Corriere della Sera, 14 marzo 2026
«L’Italia tratta con l’Iran su Hormuz». Roma smentisce.
Alcuni Paesi europei tra i quali la Francia avrebbero aperto discussioni con Teheran in cerca di un accordo per permettere alle loro navi un passaggio sicuro attraverso lo stretto di Hormuz, bloccato di fatto dall’Iran. Lo ha scritto ieri il Financial Times citando due fonti, una delle quali avrebbe aggiunto che anche l’Italia ha fatto tentativi in questa direzione.
Secca smentita dall’Italia, mentre a Parigi l’Eliseo, il Quai d’Orsay (il ministero degli Esteri) e anche la Difesa francese hanno preferito non rilasciare commenti ufficiali, senza confermare né smentire. La Francia in questi giorni non ha mancato di criticare l’attacco di Stati Uniti e Israele, e la scorsa settimana Emmanuel Macron ha chiamato il presidente iraniano Masoud Pezeshkian chiedendogli di «assicurare la libertà di navigazione nello Stretto».
Donald Trump ieri ha invitato le petroliere ad attraversarlo lo stesso e a «mostrare un po’ di coraggio» perché «non c’è nulla da temere. Non hanno una marina e noi abbiamo affondato tutte le loro navi», ma l’atteggiamento degli europei resta molto più cauto. Nei giorni scorsi Macron ha dispiegato nella regione una missione navale senza precedenti (otto navi) guidata dalla portaerei Charles de Gaulle, ma ha precisato che l’obiettivo di scortare le petroliere è realizzabile solo in futuro, una volta che l’Iran non minaccerà più la navigazione con i missili.

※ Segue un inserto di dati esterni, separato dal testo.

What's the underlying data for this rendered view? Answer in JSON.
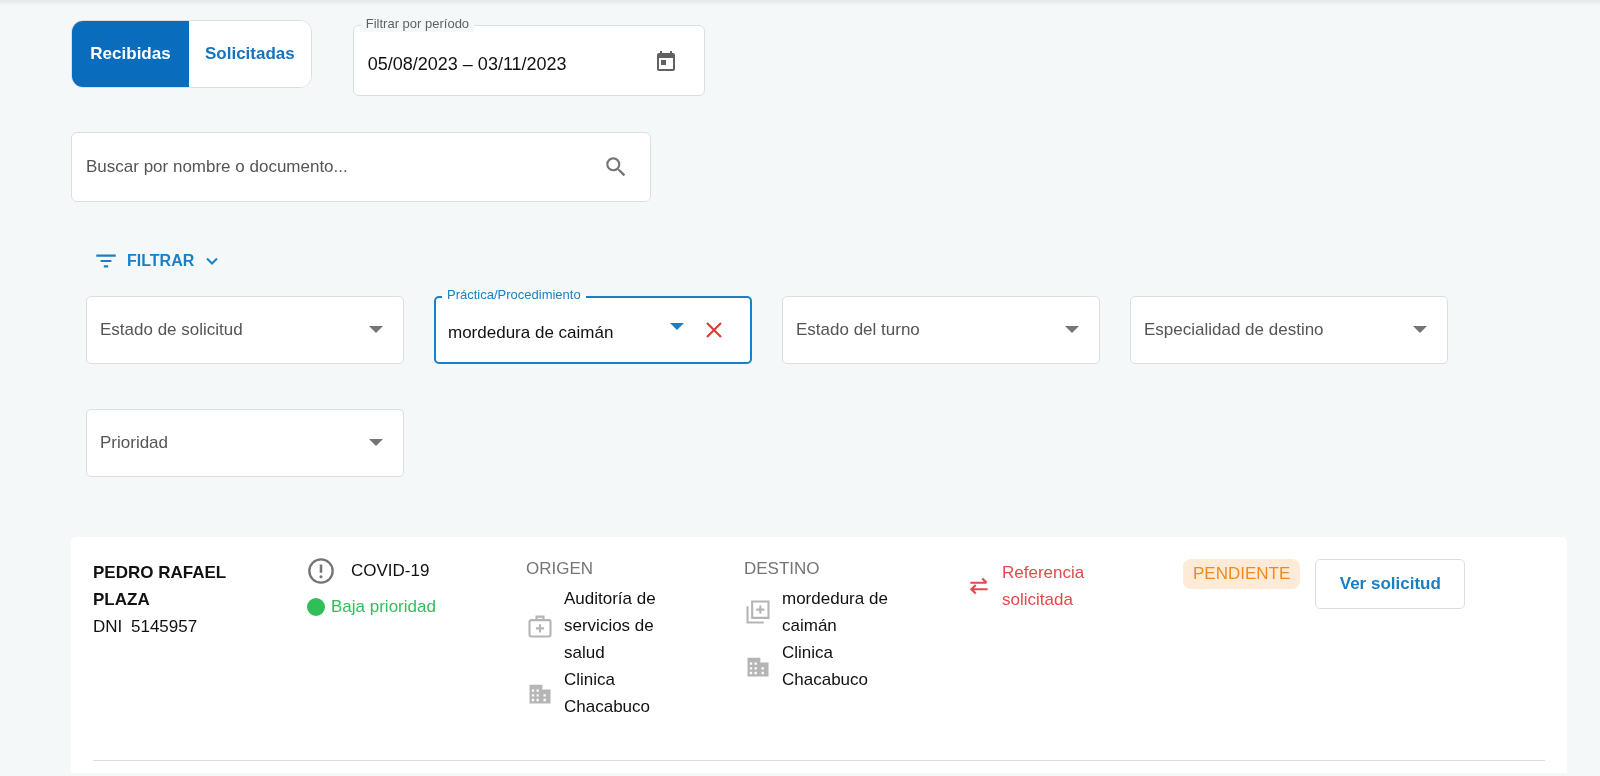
{
  "tabs": [
    {
      "label": "Recibidas",
      "selected": true
    },
    {
      "label": "Solicitadas",
      "selected": false
    }
  ],
  "period_field": {
    "label": "Filtrar por período",
    "value": "05/08/2023 – 03/11/2023"
  },
  "search": {
    "placeholder": "Buscar por nombre o documento..."
  },
  "filter_toggle": {
    "label": "FILTRAR"
  },
  "filters": [
    {
      "label": "Estado de solicitud"
    },
    {
      "label": "Práctica/Procedimiento",
      "value": "mordedura de caimán"
    },
    {
      "label": "Estado del turno"
    },
    {
      "label": "Especialidad de destino"
    },
    {
      "label": "Prioridad"
    }
  ],
  "requests": [
    {
      "name": "PEDRO RAFAEL PLAZA",
      "document": "DNI 5145957",
      "problem": "COVID-19",
      "priority": {
        "label": "Baja prioridad",
        "color": "#2fbf5a"
      },
      "origin": {
        "heading": "ORIGEN",
        "items": [
          {
            "kind": "service",
            "text": "Auditoría de servicios de salud"
          },
          {
            "kind": "institution",
            "text": "Clinica Chacabuco"
          }
        ]
      },
      "destination": {
        "heading": "DESTINO",
        "items": [
          {
            "kind": "practice",
            "text": "mordedura de caimán"
          },
          {
            "kind": "institution",
            "text": "Clinica Chacabuco"
          }
        ]
      },
      "reference": "Referencia solicitada",
      "status": {
        "label": "PENDIENTE",
        "kind": "pending"
      },
      "action": "Ver solicitud"
    }
  ]
}
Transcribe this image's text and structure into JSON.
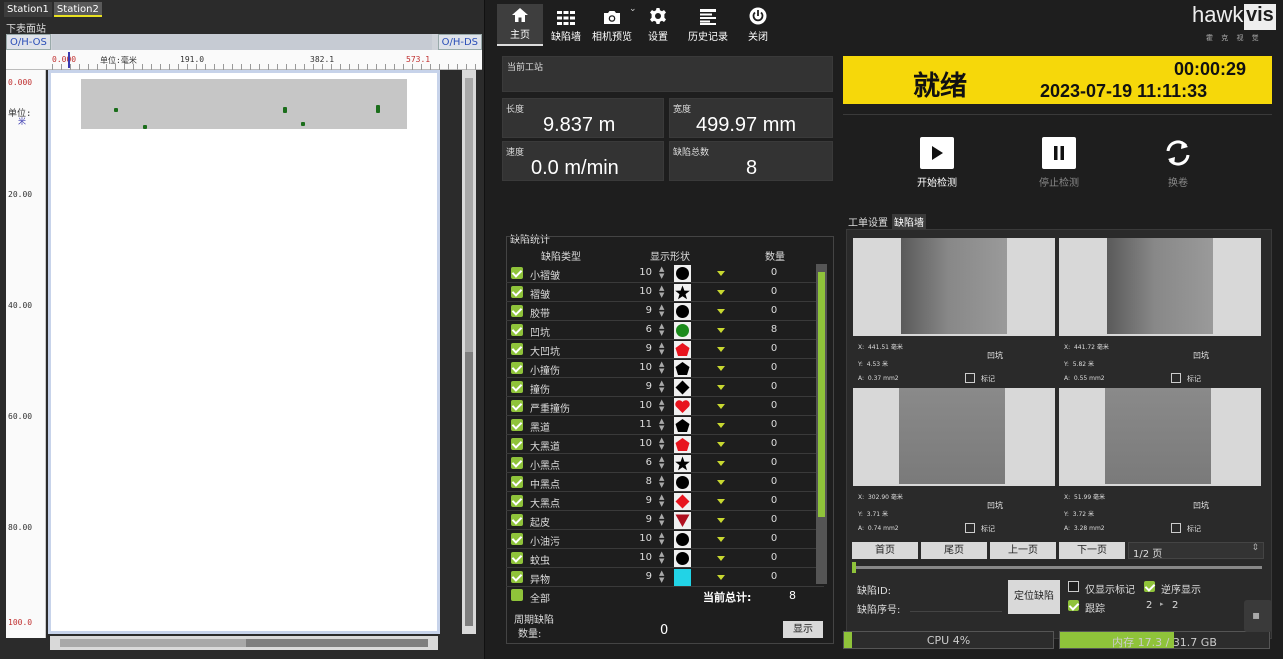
{
  "left": {
    "tabs": [
      "Station1",
      "Station2"
    ],
    "section": "下表面站",
    "os_label": "O/H-OS",
    "ds_label": "O/H-DS",
    "ruler": {
      "start": "0.000",
      "unit": "单位:毫米",
      "t1": "191.0",
      "t2": "382.1",
      "t3": "573.1"
    },
    "yaxis": {
      "top": "0.000",
      "unit_label": "单位:",
      "unit": "米",
      "ticks": [
        "20.00",
        "40.00",
        "60.00",
        "80.00",
        "100.0"
      ]
    }
  },
  "nav": [
    {
      "label": "主页",
      "icon": "home-icon"
    },
    {
      "label": "缺陷墙",
      "icon": "grid-icon"
    },
    {
      "label": "相机预览",
      "icon": "camera-icon"
    },
    {
      "label": "设置",
      "icon": "gear-icon"
    },
    {
      "label": "历史记录",
      "icon": "history-icon"
    },
    {
      "label": "关闭",
      "icon": "power-icon"
    }
  ],
  "info": {
    "station_label": "当前工站",
    "length_label": "长度",
    "length": "9.837 m",
    "width_label": "宽度",
    "width": "499.97 mm",
    "speed_label": "速度",
    "speed": "0.0 m/min",
    "total_label": "缺陷总数",
    "total": "8"
  },
  "stats": {
    "title": "缺陷统计",
    "headers": [
      "缺陷类型",
      "显示形状",
      "数量"
    ],
    "rows": [
      {
        "name": "小褶皱",
        "size": "10",
        "shape": "circle",
        "color": "#000000",
        "count": "0"
      },
      {
        "name": "褶皱",
        "size": "10",
        "shape": "star",
        "color": "#000000",
        "count": "0"
      },
      {
        "name": "胶带",
        "size": "9",
        "shape": "circle",
        "color": "#000000",
        "count": "0"
      },
      {
        "name": "凹坑",
        "size": "6",
        "shape": "circle",
        "color": "#1a8a1a",
        "count": "8"
      },
      {
        "name": "大凹坑",
        "size": "9",
        "shape": "pentagon",
        "color": "#e8141e",
        "count": "0"
      },
      {
        "name": "小撞伤",
        "size": "10",
        "shape": "pentagon",
        "color": "#000000",
        "count": "0"
      },
      {
        "name": "撞伤",
        "size": "9",
        "shape": "diamond",
        "color": "#000000",
        "count": "0"
      },
      {
        "name": "严重撞伤",
        "size": "10",
        "shape": "heart",
        "color": "#e8141e",
        "count": "0"
      },
      {
        "name": "黑道",
        "size": "11",
        "shape": "pentagon",
        "color": "#000000",
        "count": "0"
      },
      {
        "name": "大黑道",
        "size": "10",
        "shape": "pentagon",
        "color": "#e8141e",
        "count": "0"
      },
      {
        "name": "小黑点",
        "size": "6",
        "shape": "star",
        "color": "#000000",
        "count": "0"
      },
      {
        "name": "中黑点",
        "size": "8",
        "shape": "circle",
        "color": "#000000",
        "count": "0"
      },
      {
        "name": "大黑点",
        "size": "9",
        "shape": "diamond",
        "color": "#e8141e",
        "count": "0"
      },
      {
        "name": "起皮",
        "size": "9",
        "shape": "triangle",
        "color": "#b01020",
        "count": "0"
      },
      {
        "name": "小油污",
        "size": "10",
        "shape": "circle",
        "color": "#000000",
        "count": "0"
      },
      {
        "name": "蚊虫",
        "size": "10",
        "shape": "circle",
        "color": "#000000",
        "count": "0"
      },
      {
        "name": "异物",
        "size": "9",
        "shape": "square",
        "color": "#22d3e6",
        "count": "0"
      }
    ],
    "all_label": "全部",
    "current_total_label": "当前总计:",
    "current_total": "8",
    "cycle_label": "周期缺陷",
    "count_label": "数量:",
    "count": "0",
    "show_label": "显示"
  },
  "status": {
    "state": "就绪",
    "timer": "00:00:29",
    "datetime": "2023-07-19 11:11:33"
  },
  "controls": {
    "start": "开始检测",
    "stop": "停止检测",
    "change": "换卷"
  },
  "logo": {
    "text_a": "hawk",
    "text_b": "vis",
    "sub": "霍 克 视 觉"
  },
  "wall": {
    "tabs": [
      "工单设置",
      "缺陷墙"
    ],
    "cards": [
      {
        "x": "441.51 毫米",
        "y": "4.53 米",
        "a": "0.37 mm2",
        "type": "凹坑",
        "mark": "标记"
      },
      {
        "x": "441.72 毫米",
        "y": "5.82 米",
        "a": "0.55 mm2",
        "type": "凹坑",
        "mark": "标记"
      },
      {
        "x": "302.90 毫米",
        "y": "3.71 米",
        "a": "0.74 mm2",
        "type": "凹坑",
        "mark": "标记"
      },
      {
        "x": "51.99 毫米",
        "y": "3.72 米",
        "a": "3.28 mm2",
        "type": "凹坑",
        "mark": "标记"
      }
    ],
    "pager": {
      "first": "首页",
      "last": "尾页",
      "prev": "上一页",
      "next": "下一页",
      "page": "1/2 页"
    },
    "defect_id_label": "缺陷ID:",
    "defect_seq_label": "缺陷序号:",
    "locate": "定位缺陷",
    "only_marked": "仅显示标记",
    "reverse": "逆序显示",
    "follow": "跟踪",
    "follow_a": "2",
    "follow_b": "2"
  },
  "footer": {
    "cpu": "CPU 4%",
    "cpu_frac": 0.04,
    "mem": "内存 17.3 / 31.7 GB",
    "mem_frac": 0.546
  }
}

Francia, Italia e Grecia partecipano già alla missione europea Aspides nel Mar Rosso e quello è il modello che potrebbe ispirare un analogo intervento nello stretto di Hormuz. Ma Parigi ha sottolineato anche ieri, dopo l’attacco nel Kurdistan iracheno che ha provocato la morte del soldato Arnaud Frion, che la presenza francese nella regione resta «strettamente difensiva».
Per passare nello stretto di Hormuz senza che la mossa venga interpretata come una sfida o una partecipazione alla guerra, per adesso è necessario l’accordo di Teheran e questo sarebbe il senso dei contatti citati dal Financial Times. Ma fonti francesi indicano che gli sforzi diplomatici sono volti soprattutto a creare la coalizione con partner europei, il Canada, l’India e i Paesi del Golfo, per scortare le navi una volta che la guerra sarà finita, più che negoziare con l’Iran un passaggio sicuro a conflitto ancora in corso.
Il governo italiano smentisce invece senza esitazioni la ricostruzione secondo cui Roma insieme a Parigi avrebbe aperto dei canali di dialogo con l’Iran per cercare di garantire la libera circolazione navale nello stretto di Hormuz. Interpellate dal Corriere, sia fonti di Palazzo Chigi che del nostro ministero degli Esteri, e in aggiunta fonti dei nostri apparati di sicurezza, smentiscono categoricamente che siano stati presi contatti di alcun tipo, esclusivi, con le autorità iraniane. Quanto pubblicato, viene rimarcato da tutte le fonti, «non è vero».
Questo però non significa, precisano ancora fonti del governo, che la presidenza del Consiglio non si stia muovendo insieme agli alleati del G7, o insieme alle altre capitali dell’Unione europea, per cercare di trovare uno strumento di rafforzamento militare per garantire la circolazione dei commerci nello stretto di Hormuz.
Un’attività diplomatica che è allo stato embrionale, vista la complessità della situazione della crisi, e che in caso viene svolta alla luce del sole, e in continuo e stretto coordinamento sia con gli Stati Uniti, sia con Israele, sia con la Turchia e con i principali attori regionali, ovvero i Paesi del Golfo Persico. Insomma, nessun tipo di canale riservato, o confidenziale, aperto all’insaputa di altri attori, con le autorità iraniane.
La premier Giorgia Meloni, in una nota, ribadisce che «l’Italia resta fermamente impegnata nel promuovere un allentamento della tensione». E in serata il ministro degli Affari esteri Antonio Tajani sottolinea che «non stiamo trattando con l’Iran per fare passare navi italiane da Hormuz». «L’Italia va avanti per la de-escalation, spingendo per un accordo tra le parti che porti al blocco della realizzazione dell’arma atomica da parte dell’Iran».